Tubuh Kak Ayu dan Vivi terlihat penuh luka dan lebam bekas pukulan benda tumpul. Mereka terlihat sangat menikmati tubuh kedua gadis yang sudah terkulai tidak berdaya itu. Desahan suara berat sebab kenikmatan, saling bersahutan-sahutan keluar dari masing-masing mulut mereka. Seakan membuat telinga mereka tuli atas tangisan dan erangan yang dikeluarkan oleh dua korban tidak berdaya itu. Saat ini, tubuh Kak Ayu dan Vivi sudah sangat lemas dan pasrah dengan apa yang mereka alami saat ini.
Tubuhku seketika terdiam membeku melihat pemandangan yang mengerikan sekaligus menjijikan tersebut. Tubuhku seketika gemetar, jantungku berdegup kencang, dan hatiku hancur berkeping-keping melihatnya. Dua orang gadis tidak berdaya dipaksa melayani 7 orang pria secara bergiliran.
"Ahh enak banget bangke. Tubuh cewe perawan emang gaada obat,"
"Uhh tangan lembutnya bikin gue mau crot terus dimukanya,"
"Sekarang giliran gue yang masukkin. Kalian pake tangannya dulu njir,"

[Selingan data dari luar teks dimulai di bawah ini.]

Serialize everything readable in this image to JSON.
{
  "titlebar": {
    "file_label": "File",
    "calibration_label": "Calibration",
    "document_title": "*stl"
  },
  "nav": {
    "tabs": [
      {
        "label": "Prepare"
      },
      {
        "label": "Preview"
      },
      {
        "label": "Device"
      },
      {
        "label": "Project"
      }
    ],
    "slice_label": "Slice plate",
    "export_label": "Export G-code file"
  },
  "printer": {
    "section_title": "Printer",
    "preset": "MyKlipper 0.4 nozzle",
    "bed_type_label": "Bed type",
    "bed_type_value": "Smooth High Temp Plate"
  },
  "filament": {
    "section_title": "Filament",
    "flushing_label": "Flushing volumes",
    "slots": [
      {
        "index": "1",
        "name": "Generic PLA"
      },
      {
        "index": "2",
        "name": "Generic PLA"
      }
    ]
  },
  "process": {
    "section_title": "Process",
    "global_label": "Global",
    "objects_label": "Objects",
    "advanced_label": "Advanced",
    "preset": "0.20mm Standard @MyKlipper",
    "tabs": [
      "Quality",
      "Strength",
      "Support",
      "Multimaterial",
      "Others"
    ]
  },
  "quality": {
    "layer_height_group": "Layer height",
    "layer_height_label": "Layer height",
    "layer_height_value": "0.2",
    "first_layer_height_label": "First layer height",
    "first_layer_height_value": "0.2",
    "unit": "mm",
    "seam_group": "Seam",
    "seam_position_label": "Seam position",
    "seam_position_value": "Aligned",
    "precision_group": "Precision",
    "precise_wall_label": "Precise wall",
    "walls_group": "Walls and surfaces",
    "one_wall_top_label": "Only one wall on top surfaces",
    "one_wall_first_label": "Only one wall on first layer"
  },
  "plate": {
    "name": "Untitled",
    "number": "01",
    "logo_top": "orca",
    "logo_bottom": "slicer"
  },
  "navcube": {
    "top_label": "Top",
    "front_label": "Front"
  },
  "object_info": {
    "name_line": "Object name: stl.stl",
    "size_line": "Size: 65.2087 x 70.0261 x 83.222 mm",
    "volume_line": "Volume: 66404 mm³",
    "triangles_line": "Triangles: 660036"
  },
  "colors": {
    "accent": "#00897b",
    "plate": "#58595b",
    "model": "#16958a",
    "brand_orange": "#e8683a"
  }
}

Percakapan yang menjijikan dan busuk saling keluar dari mulut mereka. Membuat telingaku menjadi merah padam, tanganku gemetar, otakku mendidih dipenuhi api amarah yang menimbulkan badai emosi yang perlahan mengalir keseluruh tubuhku dan siap untuk meledak sewaktu-waktu.
"Kenapa kamu lama sekali?" ucap Kak Ayu dengan tatapan putus asa terlihat jelas dikedua matanya.
"Eh kita kedatangan tamu. Oi mas! Mau ikut gabung gak? Temen lu ini servicenya enak banget. Gue aja sampe crot 3x" ledek salah seorang pemuda. Membuat otakku mendidih seketika.
"Emang bangsat kalian semua!" gertakku dengan menodongkan sabitku kearah mereka. Emosiku saat ini sudah tidak bisa terkontrol dan tanganku mengepal erat.
"Oh lu berani sama kita?" tantang salah seorang pemuda yang memicu reaksi dari pemuda yang lain.
Seketika mereka bertujuh menyudahi kegiatan bejat yang mereka lakukan dan berbalik kearahku dan siap untuk mengeroyokku. Mereka mulai mengambil beberapa botol miras dan benda apa saja untuk menghadapiku. Aku mencoba untuk berpikir tenang, tidak mungkin aku bisa menang sendirian menghadapi tujuh orang berandalan.